1/8 – VIRGIN SAUCE. Peel and seed 6 tomatoes. Dice them, add ½ peeled and pressed garlic clove, ¼ diced red onion, ½ lemon juice, salt and pepper, plus 1 tsp of each of these chopped herbs: chives, coriander, parsley, tarragon. Serve chilled with a grill.
2/8 – CREAMY SOY VINAIGRETTE. Mix 1 tbsp. old-fashioned mustard with 4 tbsp. cider vinegar and 10 cl. cream of soya cooking cream. With grated raw vegetables (carrots, celery…)
3/8 – AVOCADO AND CORIANDER SAUCE. Mix 1 ripe avocado, peeled and pitted with 1 soy yoghurt, the juice of 1 lemon, ½ clove of garlic, 1 tsp. chopped coriander, salt and pepper. Add a little soy milk if the sauce is too thick. With a pasta salad.
4/8 – LAURENCE SALOMON VEGETABLE MAYONNAISE. In the bowl of a blender, pour 10 cl of soy milk, 5 cl of olive oil, 1 small clove of peeled and chopped garlic and salt. Mix by pouring 1 dash of lemon juice. Personalise with chopped herbs.
5/8 – TARTAR SAUCE AT 0%. Mix 1 shelled hard-boiled egg with 1 tsp. mustard and 4 tbsp. 0% curd cheese. Add 1 tbsp of finely diced pickles, 1 tbsp of chopped fresh parsley and 1 tbsp of chopped shallot. Season lightly with salt and pepper.
6/8 – MANGO MAYO. In a blender, beat 1 egg white with 2 yolks at medium speed. n Drizzle in 50 g peanut oil and 50 g mango puree, while incorporating 3 tbsp white balsamic vinegar and the juice of 2 limes.
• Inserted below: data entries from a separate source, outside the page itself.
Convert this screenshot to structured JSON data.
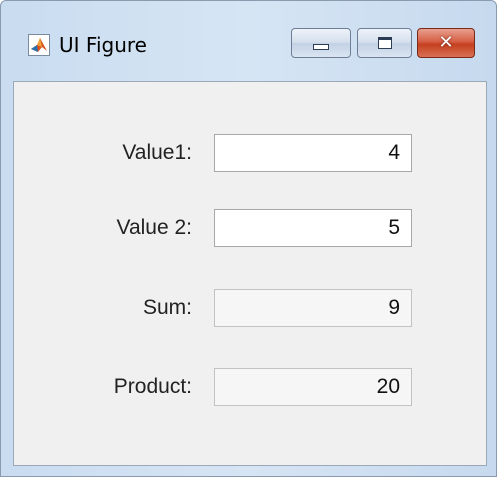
{
  "window": {
    "title": "UI Figure",
    "icon": "matlab-logo-icon",
    "controls": {
      "minimize": "minimize-icon",
      "maximize": "maximize-icon",
      "close": "close-icon",
      "close_glyph": "✕"
    }
  },
  "form": {
    "value1": {
      "label": "Value1:",
      "value": "4"
    },
    "value2": {
      "label": "Value 2:",
      "value": "5"
    },
    "sum": {
      "label": "Sum:",
      "value": "9"
    },
    "product": {
      "label": "Product:",
      "value": "20"
    }
  },
  "colors": {
    "close_button": "#c4401f",
    "client_background": "#f0f0f0",
    "frame": "#d6e5f4"
  }
}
7/8 – LOW CALORIE AIOLI Whisk 2 egg yolks with 2 tbsp. olive oil. Add 2 cloves of pressed garlic, the juice of ½ lemon and 2 small 0 % Swiss. Season with a little Espelette pepper, salt and pepper.
8/8 – WAY COCKTAIL SAUCE. Whisk 40 g of tomato paste with 1 0% velvety yoghurt, 1 teaspoon of lemon juice and a little Espelette chilli pepper.